Tuesday, August 27, 2024

Sweet Potato in Curry and Peanuts

 This potato wedges dish will go perfectly along with any kind of rice, wheat, or cooked chickpeas. It can also be served as a side dish, as it is dairy-free. The peanut butter is what gives the final kick!
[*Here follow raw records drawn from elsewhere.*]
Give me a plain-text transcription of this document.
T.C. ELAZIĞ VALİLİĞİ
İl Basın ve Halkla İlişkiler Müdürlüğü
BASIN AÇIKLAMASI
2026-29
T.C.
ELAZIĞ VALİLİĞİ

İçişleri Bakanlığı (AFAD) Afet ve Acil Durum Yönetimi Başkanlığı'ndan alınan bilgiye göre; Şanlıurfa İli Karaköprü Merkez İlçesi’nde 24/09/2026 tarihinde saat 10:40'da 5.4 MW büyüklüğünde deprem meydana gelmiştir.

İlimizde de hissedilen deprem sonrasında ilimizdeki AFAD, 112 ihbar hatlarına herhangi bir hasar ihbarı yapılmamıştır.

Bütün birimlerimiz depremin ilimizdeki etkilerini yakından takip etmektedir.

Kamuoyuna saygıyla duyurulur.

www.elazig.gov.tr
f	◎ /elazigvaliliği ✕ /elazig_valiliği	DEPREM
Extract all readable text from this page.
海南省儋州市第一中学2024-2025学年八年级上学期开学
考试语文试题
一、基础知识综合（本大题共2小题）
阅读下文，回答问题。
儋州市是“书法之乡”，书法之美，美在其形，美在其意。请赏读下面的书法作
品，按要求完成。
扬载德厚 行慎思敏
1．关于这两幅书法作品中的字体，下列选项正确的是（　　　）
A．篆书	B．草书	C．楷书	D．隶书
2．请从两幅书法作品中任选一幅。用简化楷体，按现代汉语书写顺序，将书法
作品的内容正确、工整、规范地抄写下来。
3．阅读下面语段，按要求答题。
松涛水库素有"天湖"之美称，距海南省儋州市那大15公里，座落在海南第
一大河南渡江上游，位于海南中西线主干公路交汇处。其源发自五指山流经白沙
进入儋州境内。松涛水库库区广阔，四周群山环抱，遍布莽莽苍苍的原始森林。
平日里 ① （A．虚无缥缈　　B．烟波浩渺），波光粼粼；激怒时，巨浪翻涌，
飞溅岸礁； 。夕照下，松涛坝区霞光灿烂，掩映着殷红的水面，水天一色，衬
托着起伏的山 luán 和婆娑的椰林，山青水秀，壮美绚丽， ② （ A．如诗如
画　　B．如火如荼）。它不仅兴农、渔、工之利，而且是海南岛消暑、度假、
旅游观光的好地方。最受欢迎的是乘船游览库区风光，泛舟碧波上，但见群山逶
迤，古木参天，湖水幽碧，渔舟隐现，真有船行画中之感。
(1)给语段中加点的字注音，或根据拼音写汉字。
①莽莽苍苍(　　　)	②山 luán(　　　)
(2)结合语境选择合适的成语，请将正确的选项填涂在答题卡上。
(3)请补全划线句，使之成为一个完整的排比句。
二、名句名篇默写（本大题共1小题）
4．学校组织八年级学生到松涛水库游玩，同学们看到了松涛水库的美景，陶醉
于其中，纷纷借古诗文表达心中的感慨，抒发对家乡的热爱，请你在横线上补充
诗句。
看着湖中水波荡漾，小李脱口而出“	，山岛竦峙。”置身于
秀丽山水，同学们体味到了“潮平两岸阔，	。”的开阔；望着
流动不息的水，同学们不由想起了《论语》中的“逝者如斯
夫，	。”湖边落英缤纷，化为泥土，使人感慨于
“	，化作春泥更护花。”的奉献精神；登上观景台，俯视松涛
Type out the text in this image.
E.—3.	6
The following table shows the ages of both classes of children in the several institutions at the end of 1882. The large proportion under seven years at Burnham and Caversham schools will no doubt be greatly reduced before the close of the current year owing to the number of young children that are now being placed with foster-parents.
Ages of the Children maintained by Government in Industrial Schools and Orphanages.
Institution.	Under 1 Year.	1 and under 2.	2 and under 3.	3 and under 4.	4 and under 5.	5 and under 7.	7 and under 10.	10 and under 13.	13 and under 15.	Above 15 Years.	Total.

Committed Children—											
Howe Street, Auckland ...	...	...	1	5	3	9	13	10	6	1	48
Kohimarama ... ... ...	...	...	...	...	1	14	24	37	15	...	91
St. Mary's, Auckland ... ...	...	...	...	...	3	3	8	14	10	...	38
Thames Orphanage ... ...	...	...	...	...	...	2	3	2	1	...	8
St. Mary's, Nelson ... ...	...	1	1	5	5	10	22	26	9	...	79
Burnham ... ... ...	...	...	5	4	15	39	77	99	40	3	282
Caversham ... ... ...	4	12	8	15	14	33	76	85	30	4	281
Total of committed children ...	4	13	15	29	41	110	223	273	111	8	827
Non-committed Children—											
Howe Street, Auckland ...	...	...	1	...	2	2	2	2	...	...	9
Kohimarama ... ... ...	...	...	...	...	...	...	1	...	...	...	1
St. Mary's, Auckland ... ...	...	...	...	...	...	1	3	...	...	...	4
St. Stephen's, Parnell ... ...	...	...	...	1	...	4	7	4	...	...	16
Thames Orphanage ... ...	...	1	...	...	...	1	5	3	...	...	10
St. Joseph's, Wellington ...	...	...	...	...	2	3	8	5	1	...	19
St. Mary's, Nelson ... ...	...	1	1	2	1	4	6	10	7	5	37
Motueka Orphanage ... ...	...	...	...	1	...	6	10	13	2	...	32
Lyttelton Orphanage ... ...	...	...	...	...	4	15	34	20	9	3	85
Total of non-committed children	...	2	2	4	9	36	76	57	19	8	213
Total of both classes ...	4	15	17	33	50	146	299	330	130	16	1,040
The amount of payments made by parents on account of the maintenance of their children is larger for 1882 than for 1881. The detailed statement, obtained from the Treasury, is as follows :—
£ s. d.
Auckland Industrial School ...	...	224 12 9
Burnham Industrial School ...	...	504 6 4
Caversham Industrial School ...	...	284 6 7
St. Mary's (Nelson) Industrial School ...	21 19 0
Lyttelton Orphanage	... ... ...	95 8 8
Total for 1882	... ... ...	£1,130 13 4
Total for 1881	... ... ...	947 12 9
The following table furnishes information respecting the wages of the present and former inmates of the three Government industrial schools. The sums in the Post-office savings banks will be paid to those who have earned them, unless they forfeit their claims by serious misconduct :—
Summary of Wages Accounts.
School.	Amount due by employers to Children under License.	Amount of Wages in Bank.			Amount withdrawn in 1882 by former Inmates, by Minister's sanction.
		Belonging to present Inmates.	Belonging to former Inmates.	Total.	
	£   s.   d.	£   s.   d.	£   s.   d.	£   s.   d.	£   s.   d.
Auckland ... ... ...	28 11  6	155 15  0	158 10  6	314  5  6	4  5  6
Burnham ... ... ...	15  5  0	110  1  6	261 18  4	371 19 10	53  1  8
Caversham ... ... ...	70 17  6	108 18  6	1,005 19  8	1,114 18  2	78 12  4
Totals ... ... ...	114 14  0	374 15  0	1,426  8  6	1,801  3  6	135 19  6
Ingredients for sweet potato wedges: 
 
Red onion - 1 (chopped) 
 
Garlic - 4 cloves 
 
Chili - 1 (seeded and chopped) 
 
Ginger root - 1-inch piece (chopped) 
 
Ground cumin - 1 tsp. 
 
Coriander pdr - 1 tsp. 
 
Garam masala - 1 tsp. (alternative: curry powder) 
 
Turmeric - 1 tsp. 
 
Ground cinnamon - 1/2 tsp. 
 
Sweet potato - 2-3 medium (skin-on, cut into 1-inch pieces) 
 
Vegetable stock - 1/2 quart 
 
Peanut Butter - 1 tbsp. 
 
Baby spinach - a handful leaves 
 
Salt - as needed


Method of preparing the sweet potato wedges: 
 
Sauté the onion, garlic, chili and ginger with a little oil and salt, over medium-low flame, until tender. 
 
Add the cumin, coriander, Garam masala, turmeric and cinnamon and fry for another 2-3 minutes until fragrant. 
 
Add the sweet potatoes and cover 2/3 with vegetable stock. 
 
Cook over medium-low flame for 30-45 minutes, until the sauce thickens.Stir occasionally. 
 
Add the peanut butter and remove from heat. Add the spinach leaves and serve!